For the infrastructure, the five floor building has a capacity for 800 seats and these 150 odd start-ups with bring in around 450 people, he said.
In addition, there are accelerator programmes that would be run by entities like Microsoft or Nasscom and which again will bring in additional people. Put together, the facility will be seating around 700 people at the moment.
While T-Hub is a not-for-profit entity and all funds are ploughed back into growing T-Hub and maintaining it, Krishnan said there are different space-occupying offerings available for a start ups and they will charged for it.
The building has co-working spaces and individual cabins that can seat upto 14 people. There are in all 20 such cabins - four per floor across the five floor building.
The CatalysT building does not house start ups that have more than 14 people each. Any start up that has more than 14 people probably will not need to be part of the building as it already grown to a certain size.
The startups will be charged Rs 5,000 per month for a seat and up to Rs 50,000 per month for a cabin.
Typically, the start ups are likely to spend around six months at T-Hub.
The CEO said they are also putting together structured programmes for the start ups by mentors, defined as people who have either established start ups or are working in large companies like Microsoft or Google.
They will also do "customer validation" and the first level of screening of the business plans of the start ups.
On the access to capital, Krishnan said, "we are putting together an innovation fund which will be professionally run venture capital fund" and being a public-private initiative, its corpus would include a small stake by the government and the rest from financial institutions.
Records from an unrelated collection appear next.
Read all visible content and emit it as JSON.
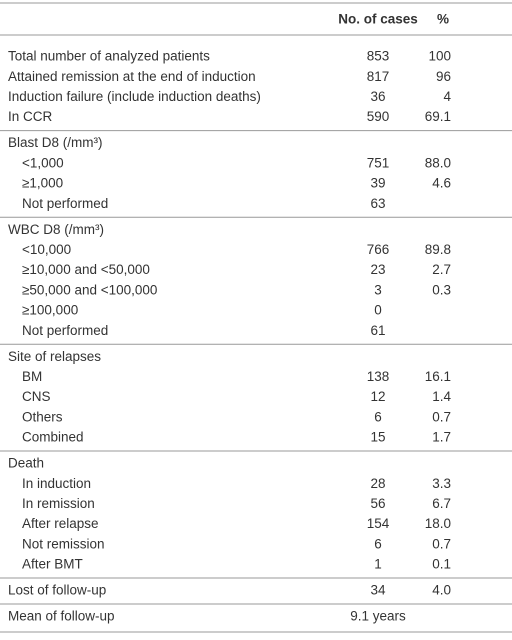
{
  "table": {
    "header": [
      "No. of cases",
      "%"
    ],
    "groups": [
      {
        "rows": [
          [
            "Total number of analyzed patients",
            "853",
            "100"
          ],
          [
            "Attained remission at the end of induction",
            "817",
            "96"
          ],
          [
            "Induction failure (include induction deaths)",
            "36",
            "4"
          ],
          [
            "In CCR",
            "590",
            "69.1"
          ]
        ]
      },
      {
        "title": "Blast D8 (/mm³)",
        "rows": [
          [
            "<1,000",
            "751",
            "88.0"
          ],
          [
            "≥1,000",
            "39",
            "4.6"
          ],
          [
            "Not performed",
            "63",
            null
          ]
        ]
      },
      {
        "title": "WBC D8 (/mm³)",
        "rows": [
          [
            "<10,000",
            "766",
            "89.8"
          ],
          [
            "≥10,000 and <50,000",
            "23",
            "2.7"
          ],
          [
            "≥50,000 and <100,000",
            "3",
            "0.3"
          ],
          [
            "≥100,000",
            "0",
            null
          ],
          [
            "Not performed",
            "61",
            null
          ]
        ]
      },
      {
        "title": "Site of relapses",
        "rows": [
          [
            "BM",
            "138",
            "16.1"
          ],
          [
            "CNS",
            "12",
            "1.4"
          ],
          [
            "Others",
            "6",
            "0.7"
          ],
          [
            "Combined",
            "15",
            "1.7"
          ]
        ]
      },
      {
        "title": "Death",
        "rows": [
          [
            "In induction",
            "28",
            "3.3"
          ],
          [
            "In remission",
            "56",
            "6.7"
          ],
          [
            "After relapse",
            "154",
            "18.0"
          ],
          [
            "Not remission",
            "6",
            "0.7"
          ],
          [
            "After BMT",
            "1",
            "0.1"
          ]
        ]
      },
      {
        "rows": [
          [
            "Lost of follow-up",
            "34",
            "4.0"
          ]
        ]
      },
      {
        "rows": [
          [
            "Mean of follow-up",
            "9.1 years",
            null
          ]
        ]
      }
    ]
  }
}
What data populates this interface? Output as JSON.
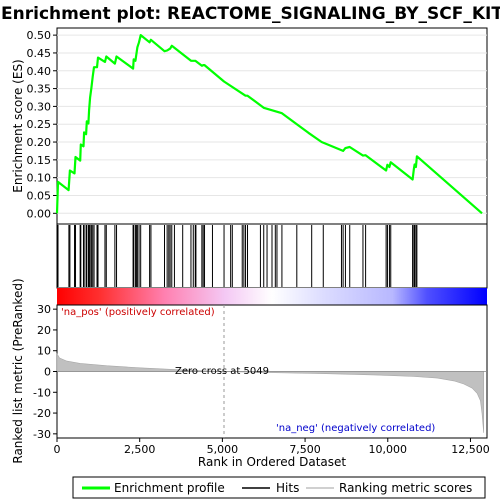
{
  "chart_data": {
    "type": "line",
    "title": "Enrichment plot: REACTOME_SIGNALING_BY_SCF_KIT",
    "panels": {
      "enrichment": {
        "ylabel": "Enrichment score (ES)",
        "ylim": [
          -0.03,
          0.52
        ],
        "yticks": [
          "0.00",
          "0.05",
          "0.10",
          "0.15",
          "0.20",
          "0.25",
          "0.30",
          "0.35",
          "0.40",
          "0.45",
          "0.50"
        ],
        "ytick_values": [
          0,
          0.05,
          0.1,
          0.15,
          0.2,
          0.25,
          0.3,
          0.35,
          0.4,
          0.45,
          0.5
        ]
      },
      "metric": {
        "ylabel": "Ranked list metric (PreRanked)",
        "ylim": [
          -32,
          32
        ],
        "yticks": [
          "30",
          "20",
          "10",
          "0",
          "-10",
          "-20",
          "-30"
        ],
        "ytick_values": [
          30,
          20,
          10,
          0,
          -10,
          -20,
          -30
        ],
        "zero_cross_label": "Zero cross at 5049",
        "zero_cross": 5049,
        "pos_label": "'na_pos' (positively correlated)",
        "neg_label": "'na_neg' (negatively correlated)"
      }
    },
    "xlabel": "Rank in Ordered Dataset",
    "xlim": [
      0,
      13000
    ],
    "xticks": [
      "0",
      "2,500",
      "5,000",
      "7,500",
      "10,000",
      "12,500"
    ],
    "xtick_values": [
      0,
      2500,
      5000,
      7500,
      10000,
      12500
    ],
    "n_genes": 12900,
    "series": [
      {
        "name": "Enrichment profile",
        "color": "#00ff00",
        "points": [
          [
            0,
            0.0
          ],
          [
            30,
            0.088
          ],
          [
            350,
            0.065
          ],
          [
            390,
            0.12
          ],
          [
            530,
            0.112
          ],
          [
            560,
            0.158
          ],
          [
            700,
            0.148
          ],
          [
            720,
            0.193
          ],
          [
            800,
            0.188
          ],
          [
            820,
            0.227
          ],
          [
            880,
            0.222
          ],
          [
            900,
            0.258
          ],
          [
            950,
            0.252
          ],
          [
            970,
            0.29
          ],
          [
            1000,
            0.325
          ],
          [
            1040,
            0.352
          ],
          [
            1080,
            0.383
          ],
          [
            1120,
            0.41
          ],
          [
            1210,
            0.41
          ],
          [
            1240,
            0.437
          ],
          [
            1450,
            0.425
          ],
          [
            1490,
            0.44
          ],
          [
            1750,
            0.42
          ],
          [
            1800,
            0.44
          ],
          [
            2300,
            0.406
          ],
          [
            2320,
            0.432
          ],
          [
            2370,
            0.428
          ],
          [
            2400,
            0.447
          ],
          [
            2430,
            0.466
          ],
          [
            2480,
            0.48
          ],
          [
            2530,
            0.5
          ],
          [
            2800,
            0.48
          ],
          [
            2840,
            0.487
          ],
          [
            3250,
            0.455
          ],
          [
            3330,
            0.457
          ],
          [
            3380,
            0.46
          ],
          [
            3420,
            0.462
          ],
          [
            3470,
            0.47
          ],
          [
            4050,
            0.428
          ],
          [
            4120,
            0.428
          ],
          [
            4180,
            0.428
          ],
          [
            4380,
            0.414
          ],
          [
            4420,
            0.416
          ],
          [
            4460,
            0.416
          ],
          [
            5050,
            0.37
          ],
          [
            5700,
            0.33
          ],
          [
            5760,
            0.33
          ],
          [
            6250,
            0.296
          ],
          [
            6800,
            0.281
          ],
          [
            7600,
            0.226
          ],
          [
            8000,
            0.2
          ],
          [
            8650,
            0.175
          ],
          [
            8720,
            0.183
          ],
          [
            8850,
            0.186
          ],
          [
            9250,
            0.162
          ],
          [
            9330,
            0.163
          ],
          [
            9950,
            0.12
          ],
          [
            9990,
            0.136
          ],
          [
            10050,
            0.13
          ],
          [
            10090,
            0.143
          ],
          [
            10750,
            0.095
          ],
          [
            10790,
            0.125
          ],
          [
            10810,
            0.137
          ],
          [
            10850,
            0.13
          ],
          [
            10880,
            0.16
          ],
          [
            12850,
            0.0
          ]
        ]
      },
      {
        "name": "Hits",
        "color": "#000000",
        "positions": [
          30,
          360,
          390,
          530,
          560,
          700,
          720,
          800,
          820,
          880,
          900,
          950,
          970,
          1000,
          1040,
          1080,
          1120,
          1210,
          1240,
          1450,
          1490,
          1750,
          1800,
          2300,
          2320,
          2370,
          2400,
          2430,
          2480,
          2530,
          2800,
          2840,
          3250,
          3330,
          3380,
          3420,
          3470,
          3550,
          3800,
          4050,
          4120,
          4180,
          4200,
          4380,
          4420,
          4460,
          4700,
          5050,
          5250,
          5300,
          5600,
          5650,
          5700,
          5760,
          6150,
          6250,
          6350,
          6500,
          6600,
          6650,
          6800,
          7250,
          7700,
          8050,
          8600,
          8650,
          8720,
          8850,
          9250,
          9330,
          9950,
          9990,
          10050,
          10090,
          10750,
          10790,
          10810,
          10850,
          10880
        ]
      },
      {
        "name": "Ranking metric scores",
        "color": "#c0c0c0",
        "points": [
          [
            0,
            8.5
          ],
          [
            80,
            6.5
          ],
          [
            300,
            5.0
          ],
          [
            700,
            3.9
          ],
          [
            1500,
            2.8
          ],
          [
            2500,
            1.8
          ],
          [
            3500,
            1.0
          ],
          [
            4300,
            0.5
          ],
          [
            5049,
            0.0
          ],
          [
            6000,
            -0.4
          ],
          [
            7000,
            -0.7
          ],
          [
            8000,
            -1.0
          ],
          [
            9000,
            -1.4
          ],
          [
            10000,
            -1.9
          ],
          [
            10800,
            -2.4
          ],
          [
            11500,
            -3.2
          ],
          [
            12000,
            -4.5
          ],
          [
            12300,
            -6.0
          ],
          [
            12550,
            -8.0
          ],
          [
            12700,
            -10.5
          ],
          [
            12800,
            -14.0
          ],
          [
            12850,
            -20.0
          ],
          [
            12900,
            -29.5
          ]
        ]
      }
    ],
    "legend": [
      "Enrichment profile",
      "Hits",
      "Ranking metric scores"
    ],
    "legend_position": "bottom",
    "colors": {
      "es_line": "#00ff00",
      "hit": "#000000",
      "metric": "#c0c0c0",
      "pos_text": "#cc0000",
      "neg_text": "#0000cc",
      "bar_pos": "#ff0000",
      "bar_mid": "#ffffff",
      "bar_neg": "#0000ff"
    }
  }
}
The immediate goal, said Krishnan, is to have at least three success stories from T-Hub in the next two to three years; with success being measured in terms of how quickly it can scale up, how quickly it has been able to raise funds and how quickly it can offer exits.
Welcoming the launch of T-Hub, Pranav Suresh, CEO of Startup Village in Kochi and Vizag, said, "every state should have this as there is so much talent out there in the country."
Startup Village was set up in Kochi in 2012 and in Vizag this year in Jaunary and has incubated 100 start ups so far, Suresh said.
"Our model is slightly different and while we cater to college students with bright ideas and also college graduates, we are moving towards a completely college student-focussed model."
Accordingly, he said, Start-up Village, which is also a public-private initiative tends to keep its charges low. "We charge Rs 1,000 per seat per month, which also at times can be a challenge for college students."
In fact, at Vizag, he said, the start ups need not pay anything as it is all subsidised by the state government.
Startup Village is a technology business incubator, India's first incubator that is funded jointly by the public and private sector. The promoters of Startup Village are Department of Science and Technology, Government of India, Technopark Trivandrum and MobME Wireless. Kris Gopalakrishnan, co-founder of Infosys, is the chief mentor at Startup Village.